For each date in January 2017, construct a sequence of trade prices at one-minute frequency, starting from 9:31 am and ending at 4:00 pm. To this, for each minute, set the price equal to the trade price of the last trade that occurred on or prior to the minute. For example, for the minute 9:37, set the price to be equal to the trade price of the last regular trade with trade time less than or equal to 9:37:00.000.

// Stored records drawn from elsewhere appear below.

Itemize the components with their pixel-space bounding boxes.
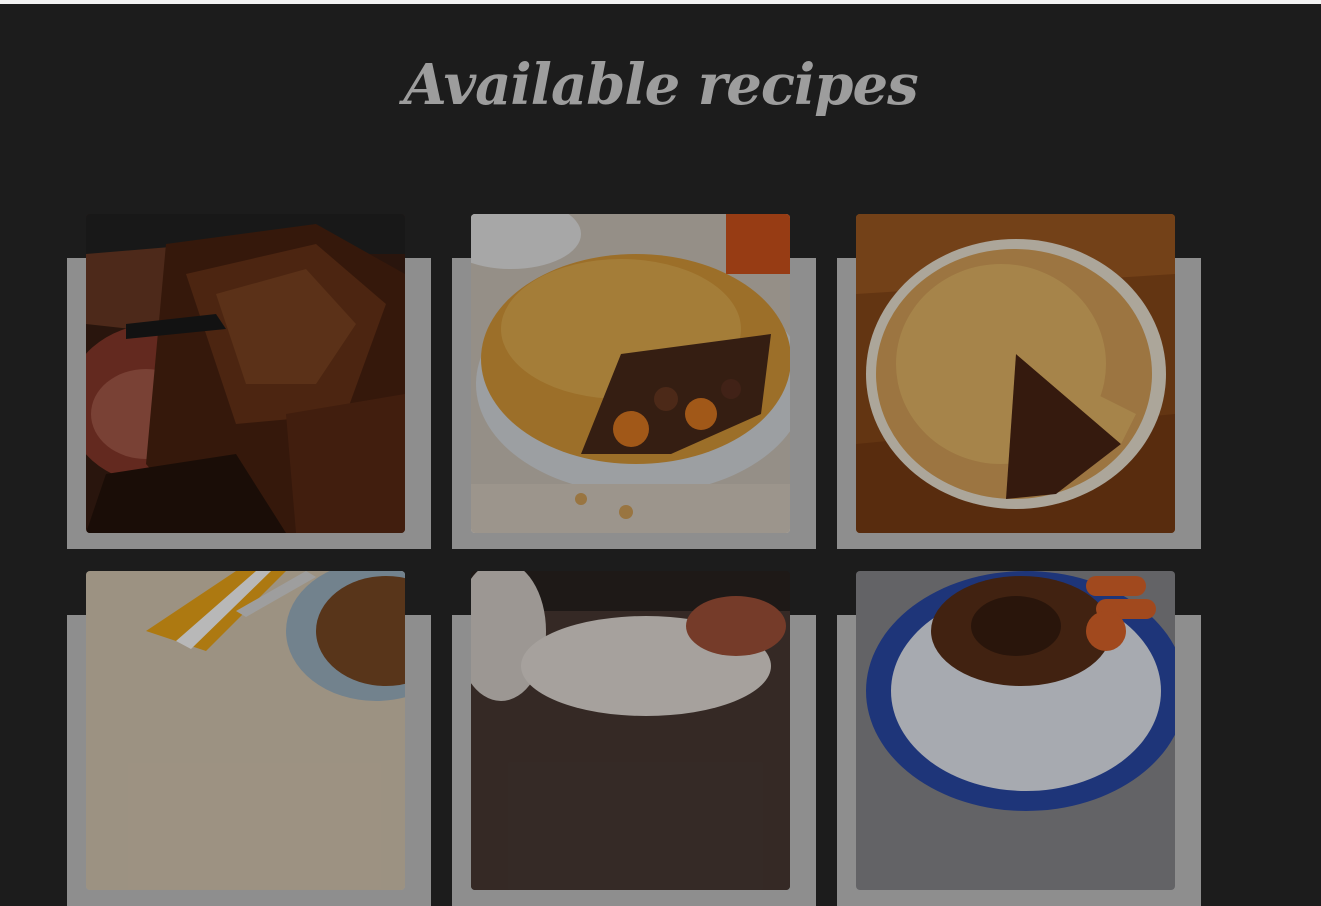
image-shade — [856, 571, 1175, 890]
recipe-card[interactable] — [452, 571, 816, 906]
image-shade — [471, 571, 790, 890]
page-title: Available recipes — [403, 52, 918, 118]
image-shade — [86, 214, 405, 533]
image-shade — [471, 214, 790, 533]
pot-pie-image[interactable] — [856, 214, 1175, 533]
recipe-card[interactable] — [452, 214, 816, 549]
top-strip — [0, 0, 1321, 4]
roast-pork-image[interactable] — [86, 214, 405, 533]
recipe-card[interactable] — [67, 214, 431, 549]
recipe-card[interactable] — [67, 571, 431, 906]
braised-beef-image[interactable] — [856, 571, 1175, 890]
mince-dish-image[interactable] — [86, 571, 405, 890]
recipe-card[interactable] — [837, 571, 1201, 906]
image-shade — [856, 214, 1175, 533]
image-shade — [86, 571, 405, 890]
recipe-card[interactable] — [837, 214, 1201, 549]
stew-pot-image[interactable] — [471, 571, 790, 890]
steak-pie-image[interactable] — [471, 214, 790, 533]
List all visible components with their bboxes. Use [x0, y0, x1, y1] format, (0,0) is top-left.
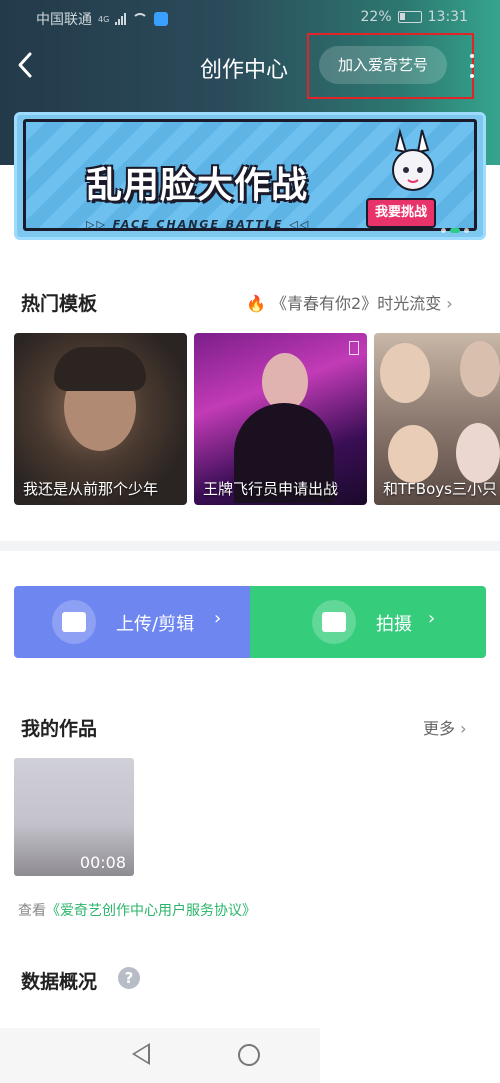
thumbnail-image [388, 425, 438, 483]
tag-icon [349, 341, 359, 355]
section-divider [0, 541, 500, 551]
template-label: 和TFBoys三小只 [383, 480, 497, 498]
banner-title: 乱用脸大作战 [86, 165, 309, 206]
clock: 13:31 [427, 9, 468, 25]
nav-bar: 创作中心 加入爱奇艺号 [0, 33, 500, 99]
template-card[interactable]: 王牌飞行员申请出战 [194, 333, 367, 505]
network-type: 4G [98, 14, 110, 24]
system-back-icon[interactable] [132, 1043, 150, 1065]
chevron-right-icon: › [460, 719, 467, 738]
carousel-dots [441, 228, 469, 233]
agreement-line: 查看《爱奇艺创作中心用户服务协议》 [18, 900, 256, 920]
work-item[interactable]: 00:08 [14, 758, 134, 876]
thumbnail-image [456, 423, 500, 483]
back-icon[interactable] [14, 50, 38, 80]
chevron-right-icon: › [446, 294, 453, 313]
shoot-label: 拍摄 [376, 614, 412, 635]
status-left: 中国联通 4G [36, 9, 169, 29]
help-icon[interactable]: ? [118, 967, 140, 989]
thumbnail-hair [54, 347, 146, 391]
video-duration: 00:08 [79, 853, 126, 872]
wifi-icon [132, 13, 149, 25]
battery-percent: 22% [360, 9, 392, 25]
status-right: 22% 13:31 [361, 9, 468, 25]
signal-icon [115, 13, 127, 25]
data-overview-title: 数据概况 [21, 971, 98, 993]
hot-templates-title: 热门模板 [21, 293, 98, 315]
fire-icon: 🔥 [246, 294, 266, 313]
carrier-name: 中国联通 [36, 12, 92, 28]
shoot-button[interactable]: 拍摄 › [250, 586, 486, 658]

1. Realized variance when the market is open for a liquid stock. For each of the 20 trade dates during January 2017, compute the 1-minute continuously compounded returns from 9:45 am to 4:00 pm (the first return interval should be from 9:45 am to 9:46 am, and the last should be from 3:59 pm to 4:00 pm.). Use these continuously compounded returns to compute the realized variance during the period when the market is open. (This is what Christoffersen calls RVtOPEN.) What is the average of the 20 estimates?
2. Average realized variance estimator Compute 2-minute, 5-minute, 10-minute, and 15-minute continuously compounded returns. Use these returns and the average realized variance estimator to estimate the realized variance on each of the 20 days based on returns at 2minute, 5-minute, 10-minute, and 15-minute frequency. For each return interval, what is the average (across days) of the realized variance estimators? (Your answer should consist of four numbers, one each for the 2, 5, 10, and 15-minute intervals.)
When the return interval is greater than one minute and the market is not open 24 hours, the average realized variance estimator when the market is open, RVtOPEN, might seem not quite right. For example, there are 25 15-minute returns based on the prices at 9:45, 10:00, 10:15, …, 15:45, 16:00, but only 24 based on the prices at 9:46, 10:01, 10:16, …, and 15:46. There are also only 24 returns in the other series of 15-minute returns. (The 2, 5, and 10-minute returns share the same problem.) Should you somehow adjust for this? If so, how?
Remark: This is not in the textbook or lecture notes. You have to think about it, and figure out what to do.
Do your estimates of realized variance increase or decrease as the return interval becomes longer? What is the ratio of the average (across days) average realized variance based on 15minute returns to the average (across days) realized variance based on 1-minute returns? What is the ratio of the average (across days) average realized variance based on 15-minute returns to the average (across days) average realized variance based on 10-minute returns?
3. Autocorrelation of realized variance. Use the 20 15-minute average realized variance estimates that you computed to answer Question 2 to compute the autocorrelation of realized variance. What is the autocorrelation of this time series of realized variance estimates?
4. 24-hour realized variance estimator. Use the 15-minute average realized variance estimates from Question 2 for each of the 20 days and the two different approaches on slides 8 and 9 of the lecture notes IntradayVolModelling-04.pptx to compute estimates of the 24hour variance of JPM for each of the 20 days. (Because there are two approaches and 20 days, you should compute a total of 2 ×20 = 40 estimates of the realized variance.) What are the averages (across days) of the variance estimates computed using the two approaches?
Remark. Your answer to this question should consist of two numbers. You will have to collect the JPM opening and closing prices. Yahoo Finance is a convenient source.
5. The Chinese stock exchanges are open four hours per day, from 9:30 – 11:30 a.m. and then from 1:00-3:00 p.m. Suppose you use data from the period when the Shanghai Stock Exchange is open to compute the realized variance of the common stock of China Construction Bank during the period when the Shanghai Stock Exchange is open. Call the estimate RVOpen. Please briefly describe two ways to adjust RVOpen to obtain an estimate of the variance over a 24hour period?